# Find the critical point of the function: f(x,y)=x^2+y^2-xy+1.5x. Use the second partial...

## Question:

Find the critical point of the function: {eq}f(x,y)=x^2+y^2-xy+1.5x{/eq}

Use the second partial derivative test to identify the critical point.

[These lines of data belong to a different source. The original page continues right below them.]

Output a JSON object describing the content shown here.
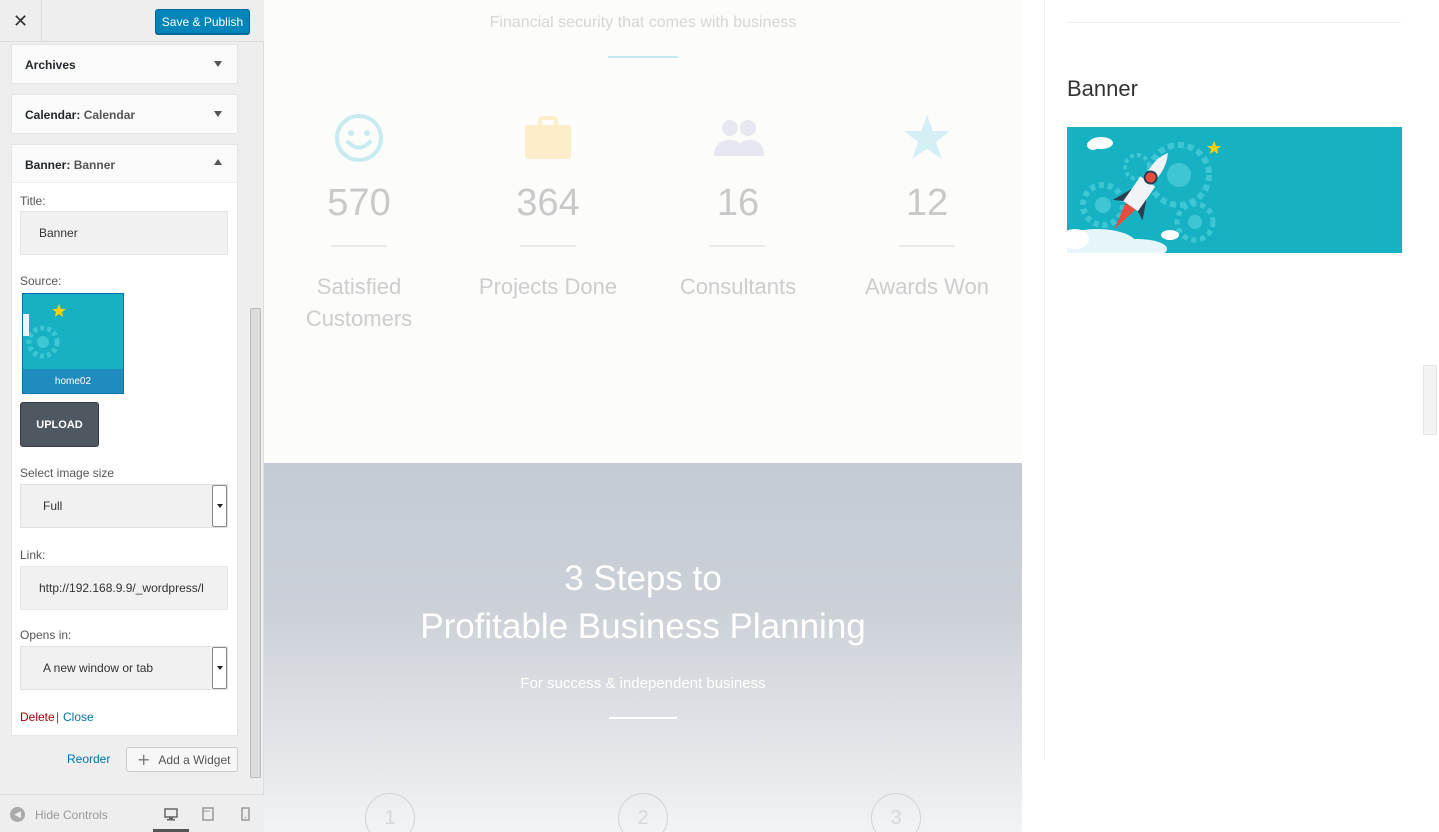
{
  "header": {
    "close_icon": "close-icon",
    "save_label": "Save & Publish"
  },
  "widgets": {
    "archives": {
      "name": "Archives"
    },
    "calendar": {
      "name": "Calendar:",
      "title": "Calendar"
    },
    "banner": {
      "name": "Banner:",
      "title": "Banner"
    }
  },
  "form": {
    "title_label": "Title:",
    "title_value": "Banner",
    "source_label": "Source:",
    "source_filename": "home02",
    "upload_label": "UPLOAD",
    "size_label": "Select image size",
    "size_value": "Full",
    "link_label": "Link:",
    "link_value": "http://192.168.9.9/_wordpress/l",
    "opens_label": "Opens in:",
    "opens_value": "A new window or tab",
    "delete_label": "Delete",
    "separator": "|",
    "close_label": "Close"
  },
  "footer": {
    "reorder_label": "Reorder",
    "add_widget_label": "Add a Widget",
    "hide_controls_label": "Hide Controls",
    "devices": [
      "desktop-icon",
      "tablet-icon",
      "mobile-icon"
    ]
  },
  "preview": {
    "stats_subtitle": "Financial security that comes with business",
    "stats": [
      {
        "icon": "smiley-icon",
        "number": "570",
        "label": "Satisfied Customers"
      },
      {
        "icon": "briefcase-icon",
        "number": "364",
        "label": "Projects Done"
      },
      {
        "icon": "users-icon",
        "number": "16",
        "label": "Consultants"
      },
      {
        "icon": "star-icon",
        "number": "12",
        "label": "Awards Won"
      }
    ],
    "steps_title_1": "3 Steps to",
    "steps_title_2": "Profitable Business Planning",
    "steps_subtitle": "For success & independent business",
    "step_numbers": [
      "1",
      "2",
      "3"
    ],
    "sidebar_widget_title": "Banner"
  },
  "colors": {
    "primary": "#0085ba",
    "banner_bg": "#16b2c4",
    "delete": "#aa0000",
    "link": "#0073aa"
  }
}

## Critical Points of Function:

The critical points of a function of two real variables {eq}f(x,y) {/eq}

are found setting the first partial derivatives to zero

{eq}f_x(x,y) = 0 \\ f_y(x,y) = 0 {/eq}

If {eq}(x_0,y_0) {/eq} is a critical point, we compute the determinant of Hessian matrix

{eq}D = f_{xx}(x_0,y_0) f_{yy}(x_0,y_0) -f_{xy}^2(x_0,y_0) {/eq}

Then, we classifiy the critical point as

{eq}\displaystyle D > 0 \;, f_{xx}(x_0,y_0) > 0 \rightarrow \; minimum \\ \displaystyle D > 0 \;, f_{xx}(x_0,y_0) < 0 \rightarrow \; maximum \\ \displaystyle D < 0 \rightarrow \; saddle \; point \\ \displaystyle D=0 \; no \; conclusion {/eq},

The critical points of the function

{eq}f(x,y) =x^2+y^2-xy+1.5x {/eq}

are found setting its first partial derivatives to zero

{eq}\displaystyle f_x(x,y) =2x - y + 1.5 = 0 \\ \displaystyle f_y(x,y) = 2y -x = 0 {/eq}

Upon solving the linear system by substitution

{eq}2y -x = 0 \Rightarrow x = 2y \\ 2x - y + 1.5 = 0 \Rightarrow 4y - y +1.5 = 0 \\ \Rightarrow y=-0.5 \Rightarrow x=-1 {/eq}

we get the critical point {eq}(-1,-0.5) {/eq}

By computing the determinant of hessian matrix we find

{eq}\displaystyle f_{xx}=2 \\ \displaystyle f_{yy}=2 \\ \displaystyle f_{xy}= -1 \\ \displaystyle D(-1,-0.5) = f_{xx}(-1,-0.5) f_{yy}(-1,-0.5) -f_{xy}^2(-1,-0.5) = 2(2)- (-1)^2 =3. {/eq}

Since the determinant is positive and {eq}f_{xx}=2 > 0 {/eq} the point {eq}(-1,-0.5) {/eq} is a local minimum.